Coalition Declares War on Alzheimer's
As the FDA continues to pursue its Critical Path to modernize the scientific process for developing and evaluating medical products, ACT-AD will begin a comprehensive campaign to work with the agency and legislators involved in health policy to elevate AD as a national health priority. The first goal of the Coalition is to convince the FDA to extend the same rapid approval mechanisms it has developed for other life-threatening diseases, like cancer and HIV-AIDS, to promising drugs for AD.

"Right now the majority of Alzheimer's victims and their caregivers are our parents. Their plight is our future. We are ticking time bombs without even knowing it," said Meryl Comer, who recently published "From the bedside: A terrified witness to the future -- A baby boom generation wake-up call," in the April issue of the scientific journal, Alzheimer's & Dementia. "My hope is that ACT-AD will help in the push to get promising AD drugs to patients. As families, we are desperately in need of access to new therapies instead of being left with only agonizing decisions. It is time to borrow a page from HIV activists of the '80s and breast cancer survivors of the '90s. We need to make it clear, as a generation of 75 million strong, that this kind of outcomes to our lives is unacceptable and that we refuse to be robbed of our minds without a fight."

ACT-AD Background
ACT-AD is a growing coalition of organizations representing patients, caregivers, consumers, older Americans, researchers, and women's health advocates. The Coalition, comprised of 21 organizations, is directed by an Advisory Council including the following members: The Alliance for Aging Research, The Alzheimer's Foundation of America, The American Society on Aging, The National Association of Area Agencies on Aging, National Alliance for Caregiving, the National Consumers League, Research!America, and The Society for Women's Health Research.
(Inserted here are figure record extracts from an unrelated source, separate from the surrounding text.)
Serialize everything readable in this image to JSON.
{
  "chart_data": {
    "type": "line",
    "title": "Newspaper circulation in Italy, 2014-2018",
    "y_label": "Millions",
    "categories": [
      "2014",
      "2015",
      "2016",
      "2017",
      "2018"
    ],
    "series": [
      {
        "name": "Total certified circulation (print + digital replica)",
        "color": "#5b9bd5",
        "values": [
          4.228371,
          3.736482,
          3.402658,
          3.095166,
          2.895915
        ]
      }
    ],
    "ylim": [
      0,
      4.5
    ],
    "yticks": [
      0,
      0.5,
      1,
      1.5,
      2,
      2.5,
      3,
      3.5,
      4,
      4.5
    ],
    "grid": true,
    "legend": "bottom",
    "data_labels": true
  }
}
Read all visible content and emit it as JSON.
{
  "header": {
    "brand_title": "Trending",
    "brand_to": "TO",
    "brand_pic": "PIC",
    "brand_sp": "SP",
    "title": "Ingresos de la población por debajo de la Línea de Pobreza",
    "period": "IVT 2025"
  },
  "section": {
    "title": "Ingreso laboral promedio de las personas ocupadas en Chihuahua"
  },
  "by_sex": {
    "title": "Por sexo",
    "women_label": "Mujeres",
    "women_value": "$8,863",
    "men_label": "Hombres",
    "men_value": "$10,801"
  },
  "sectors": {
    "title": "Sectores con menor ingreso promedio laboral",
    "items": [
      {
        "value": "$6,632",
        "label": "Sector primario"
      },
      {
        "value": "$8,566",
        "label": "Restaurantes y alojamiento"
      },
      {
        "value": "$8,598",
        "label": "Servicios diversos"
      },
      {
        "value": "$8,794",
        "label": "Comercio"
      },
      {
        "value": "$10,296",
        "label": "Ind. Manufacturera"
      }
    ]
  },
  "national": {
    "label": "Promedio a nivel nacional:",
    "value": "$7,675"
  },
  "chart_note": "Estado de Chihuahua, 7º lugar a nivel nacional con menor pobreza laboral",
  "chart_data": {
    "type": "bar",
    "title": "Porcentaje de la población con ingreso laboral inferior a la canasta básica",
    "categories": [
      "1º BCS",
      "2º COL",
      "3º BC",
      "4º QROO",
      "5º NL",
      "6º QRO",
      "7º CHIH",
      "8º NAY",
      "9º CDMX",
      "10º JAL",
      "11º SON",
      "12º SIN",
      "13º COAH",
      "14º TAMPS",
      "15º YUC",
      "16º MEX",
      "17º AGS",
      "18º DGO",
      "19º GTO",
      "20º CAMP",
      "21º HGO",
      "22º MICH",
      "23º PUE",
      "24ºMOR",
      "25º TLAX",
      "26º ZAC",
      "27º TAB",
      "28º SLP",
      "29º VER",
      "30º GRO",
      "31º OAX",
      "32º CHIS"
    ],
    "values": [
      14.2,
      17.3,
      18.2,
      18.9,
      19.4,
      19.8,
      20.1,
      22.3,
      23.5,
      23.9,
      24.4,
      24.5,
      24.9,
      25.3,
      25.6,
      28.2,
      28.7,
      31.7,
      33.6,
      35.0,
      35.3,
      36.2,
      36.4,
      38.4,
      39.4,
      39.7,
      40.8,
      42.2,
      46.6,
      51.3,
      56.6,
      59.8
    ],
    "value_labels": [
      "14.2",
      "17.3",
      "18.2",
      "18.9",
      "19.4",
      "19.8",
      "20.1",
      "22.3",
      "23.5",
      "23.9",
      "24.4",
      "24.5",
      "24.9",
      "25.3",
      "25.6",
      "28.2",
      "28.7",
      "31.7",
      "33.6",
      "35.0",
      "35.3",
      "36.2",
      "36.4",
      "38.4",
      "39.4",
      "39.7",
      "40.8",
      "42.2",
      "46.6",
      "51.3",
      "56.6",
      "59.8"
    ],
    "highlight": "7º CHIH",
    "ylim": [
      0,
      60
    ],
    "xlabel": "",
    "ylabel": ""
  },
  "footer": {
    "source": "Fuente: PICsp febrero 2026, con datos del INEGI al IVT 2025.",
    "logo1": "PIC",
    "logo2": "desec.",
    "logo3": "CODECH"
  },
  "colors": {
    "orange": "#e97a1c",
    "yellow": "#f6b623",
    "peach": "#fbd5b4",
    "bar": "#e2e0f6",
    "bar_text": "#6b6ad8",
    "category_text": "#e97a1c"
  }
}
Other members include: The Abigail Alliance, The American Association for Geriatric Psychiatry, The American Medical Women's Association, Faster Cures, The Gerontological Society of America, Hadassah, The International Eye Foundation, The Institute for the Study of Aging, The Men's Health Network, The National Council of Patient Information and Education, The American Federation for Aging Research, International Longevity Center and The Older Women's League. The Coalition is supported through an educational grant by Elan and Wyeth.